The doctor was still looking at him, hanging on, not wanting to let go.

"You understand that your previous assignment could be psycho socially debilitating?"

Chris said, "Sure, I can understand that."

"Then there's the correlation between your fear of spiders and your desire to prove, through the handling of high explosives, your manhood.

I believe you suggested the work could be emasculating. It can, quote, 'blow your balls off." "That's an expression," Chris said.

"You don't have to take it literally." He watched the sneaky doctor nod, thinking up something else.

"By the way, have you ever experienced impotence?"

Chris took his time. He didn't see a trap, so he said, "No, as a matter of fact, I haven't. Not once in my life."

"Really?"

"I've got witnesses."

"Well, it's not important."

Chris stared at the doctor's lowered head, the thin, carefully combed hair.

"You don't believe me, do you?"

The doctor tapped his pen without looking up.

"I suppose you could be one of the rare exceptions."

"To what?"

"Well, in a study made at the University of Munsterthat's in West Germany," the doctor said, looking up "tests showed that assertive, self-confident, macho-type males, if you will, were found almost invariably to have a low sperm count."

"That's interesting," Chris said.

"We finished here?"

He got up, not waiting for an answer, said, "I have to get back, clean out my desk…" and saw the guy's innocent young-doctor face raise with a pleasant expression.

"Yes, you're leaving Bombs and Explosives. What we haven't yet discussed is where you're going. How did you put it, "Up to the seventh floor and down at the other end of the hall'?"

The doctor waited as Chris sat down again.

"You seem somewhat agitated."

"I'm fine."

"You're sure?"

"I'm supposed to meet Phyllis at Galligan's." Chris looked at his watch: it was four twenty.

"At five."

The young doctor said, "We shouldn't be too much longer," and smiled.

He did, he smiled for the first time, looked right at Chris and said,

"What I'm curious about, and perhaps you can explain, why you've requested a transfer to Sex Crimes."

Skip swallowed the tiny square of blotter acid, smaller than the nail of his little finger, dropped it with a sip of beer and got comfortable to wait for the cleansing head show to begin. The seams of the plastic chair were coming apart but it was fine, deep and cushy. The only thing that bothered him was the light, il vas so bright in here facing that bare white wall and no shade on the lamp. It smelled like Robin had been painting, trying to make the dump presentable.

Here she was back in their old neighborhood, a low rent apartment on Canfield near Wayne State, where they'd hung out years ago in their elephant bells, got stoned and laid and would slip off on dark nights to mess with the straight world. Back when this was the inner-city place to be.
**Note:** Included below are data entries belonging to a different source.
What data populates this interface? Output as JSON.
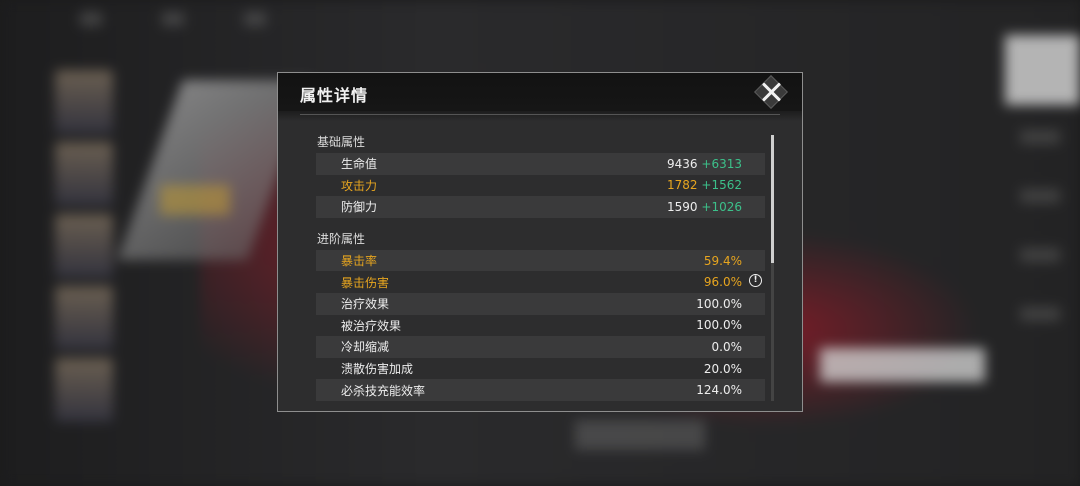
{
  "modal": {
    "title": "属性详情",
    "sections": [
      {
        "title": "基础属性",
        "rows": [
          {
            "label": "生命值",
            "base": "9436",
            "bonus": "+6313",
            "highlight": false
          },
          {
            "label": "攻击力",
            "base": "1782",
            "bonus": "+1562",
            "highlight": true
          },
          {
            "label": "防御力",
            "base": "1590",
            "bonus": "+1026",
            "highlight": false
          }
        ]
      },
      {
        "title": "进阶属性",
        "rows": [
          {
            "label": "暴击率",
            "value": "59.4%",
            "highlight": true
          },
          {
            "label": "暴击伤害",
            "value": "96.0%",
            "highlight": true,
            "icon": "exclamation-info-icon"
          },
          {
            "label": "治疗效果",
            "value": "100.0%",
            "highlight": false
          },
          {
            "label": "被治疗效果",
            "value": "100.0%",
            "highlight": false
          },
          {
            "label": "冷却缩减",
            "value": "0.0%",
            "highlight": false
          },
          {
            "label": "溃散伤害加成",
            "value": "20.0%",
            "highlight": false
          },
          {
            "label": "必杀技充能效率",
            "value": "124.0%",
            "highlight": false
          }
        ]
      }
    ],
    "info_glyph": "!"
  },
  "colors": {
    "highlight": "#e7a51f",
    "bonus": "#3cc08a",
    "panel_bg": "#2d2d2e"
  },
  "icons": {
    "close": "close-icon",
    "info": "exclamation-info-icon"
  }
}
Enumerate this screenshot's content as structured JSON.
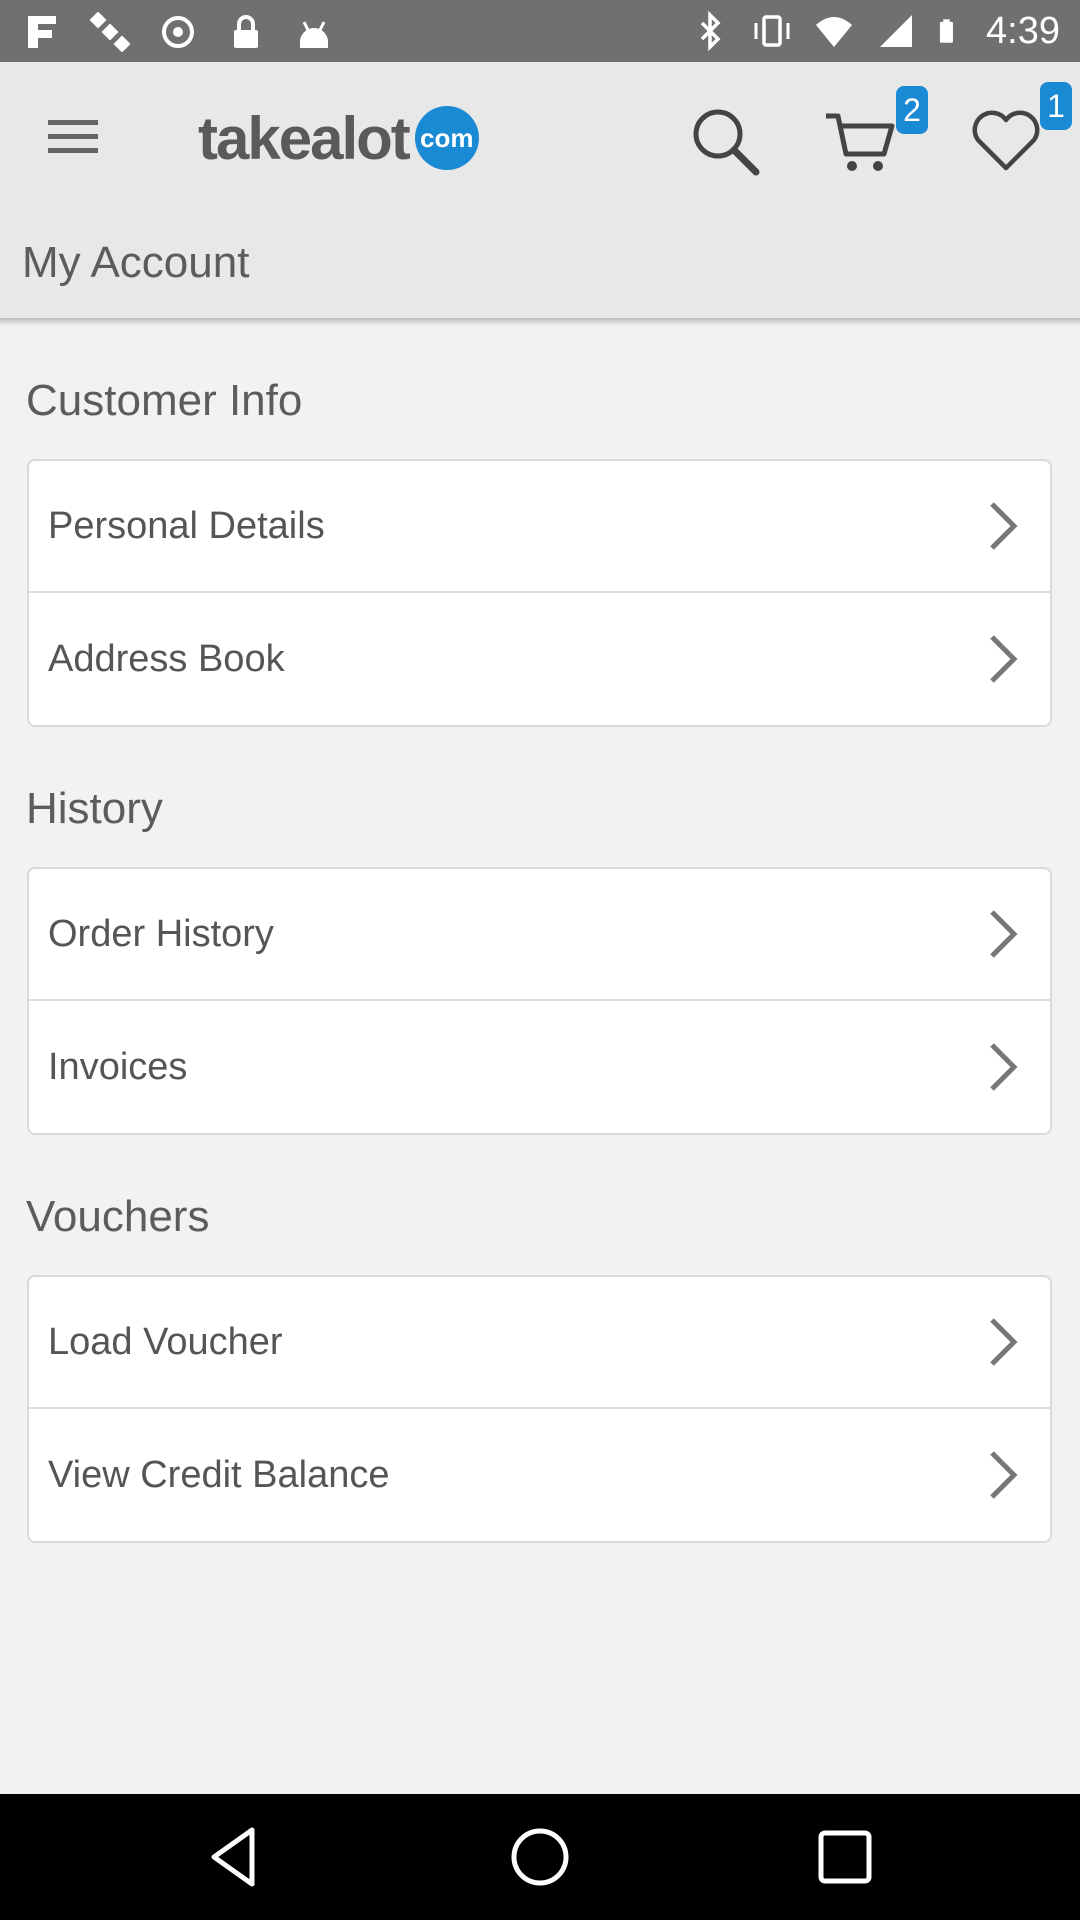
{
  "status_bar": {
    "time": "4:39",
    "icons": [
      "fake-gps-icon",
      "satellite-icon",
      "sync-icon",
      "lock-icon",
      "android-icon",
      "bluetooth-icon",
      "vibrate-icon",
      "wifi-icon",
      "signal-icon",
      "battery-icon"
    ]
  },
  "header": {
    "logo_text": "takealot",
    "logo_suffix": "com",
    "cart_count": "2",
    "wishlist_count": "1",
    "page_title": "My Account"
  },
  "sections": [
    {
      "title": "Customer Info",
      "items": [
        "Personal Details",
        "Address Book"
      ]
    },
    {
      "title": "History",
      "items": [
        "Order History",
        "Invoices"
      ]
    },
    {
      "title": "Vouchers",
      "items": [
        "Load Voucher",
        "View Credit Balance"
      ]
    }
  ],
  "colors": {
    "accent": "#1a8ad4",
    "header_bg": "#e8e8e8",
    "page_bg": "#f2f2f2",
    "text": "#555555"
  }
}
That naked lamp was Bashing now, pretending it was lightning, streaking across the bare white wall. Sometimes when he dropped acid everything would become suspended and float in space. Or things would come at him, like a person's nose, clear across a room. Robin came out of the kitchen with two cans of Stroh's and sure as hell her arm extended about ten feet to hand him one. It was pretty good blotter. She was speaking now.

"I've missed you. You know how long it's been?"

Only she finished before all the words got to him. This was something new. Skip raised his hand, waved it in front of him and felt water.